Tuttavia, sebbene gli sforzi profusi, l’Atto Unico Europeo aveva lasciato delle insoddisfazioni per ciò che concerneva la svolta decisiva dell’integrazione europea, in particolare relativamente alla politica economica e monetaria. In questo senso, sono state convocate due Conferenze intergovernative una sull’unione politica, l’altra sull’unione economica e monetaria. Ai sensi dell’art. 236 TCE, relativo alla modifica dei Trattati, le due conferenze hanno iniziato i lavori. Il 7 febbraio del 1992 è stato firmato il Trattato di Maastricht ed è entrato in vigore il primo novembre del 1993.

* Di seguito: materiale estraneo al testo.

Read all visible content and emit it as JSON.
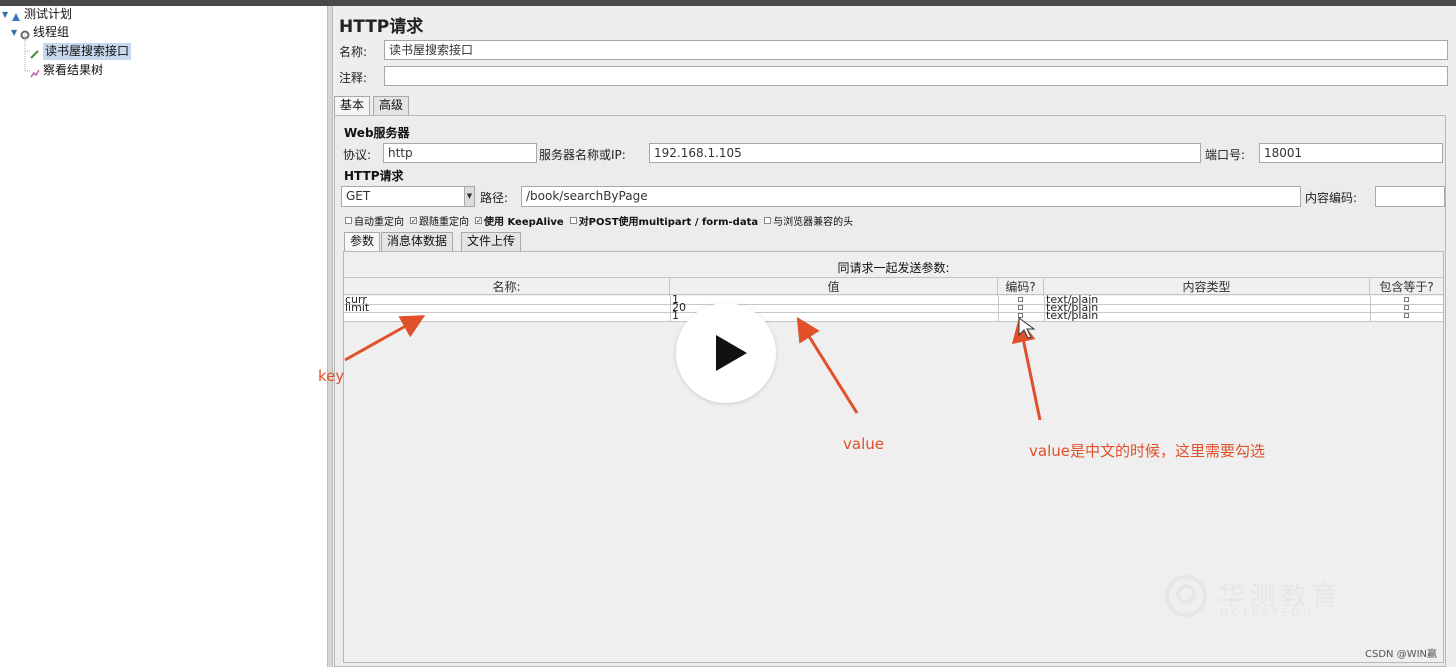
{
  "tree": {
    "root": "测试计划",
    "group": "线程组",
    "selected": "读书屋搜索接口",
    "listener": "察看结果树"
  },
  "form": {
    "title": "HTTP请求",
    "name_label": "名称:",
    "name_value": "读书屋搜索接口",
    "comment_label": "注释:",
    "comment_value": "",
    "tabs": [
      "基本",
      "高级"
    ],
    "web_server_header": "Web服务器",
    "protocol_label": "协议:",
    "protocol_value": "http",
    "server_label": "服务器名称或IP:",
    "server_value": "192.168.1.105",
    "port_label": "端口号:",
    "port_value": "18001",
    "http_header": "HTTP请求",
    "method_value": "GET",
    "path_label": "路径:",
    "path_value": "/book/searchByPage",
    "encoding_label": "内容编码:",
    "encoding_value": "",
    "options": [
      "自动重定向",
      "跟随重定向",
      "使用 KeepAlive",
      "对POST使用multipart / form-data",
      "与浏览器兼容的头"
    ],
    "subtabs": [
      "参数",
      "消息体数据",
      "文件上传"
    ],
    "params_caption": "同请求一起发送参数:",
    "columns": [
      "名称:",
      "值",
      "编码?",
      "内容类型",
      "包含等于?"
    ],
    "rows": [
      {
        "name": "curr",
        "value": "1",
        "type": "text/plain"
      },
      {
        "name": "limit",
        "value": "20",
        "type": "text/plain"
      },
      {
        "name": "",
        "value": "1",
        "type": "text/plain"
      }
    ]
  },
  "annotations": {
    "key": "key",
    "value": "value",
    "encode_note": "value是中文的时候，这里需要勾选"
  },
  "watermark": {
    "logo_cn": "华测教育",
    "logo_en": "HCTESTEDU",
    "credit": "CSDN @WIN赢"
  },
  "colors": {
    "annotation": "#e0502a",
    "selection": "#c8d8ec"
  }
}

Con il Trattato di Maastricht35, o anche Trattato sull’Unione Europea (TUE), si è inaugurata una nuova fase per la storia dell’integrazione europea. Il Trattato in questione ha comportato una rilevante trasformazione dell’assetto istituzionale comunitario e ha, soprattutto, rappresentato un notevole progresso nel cammino dell’unione politica.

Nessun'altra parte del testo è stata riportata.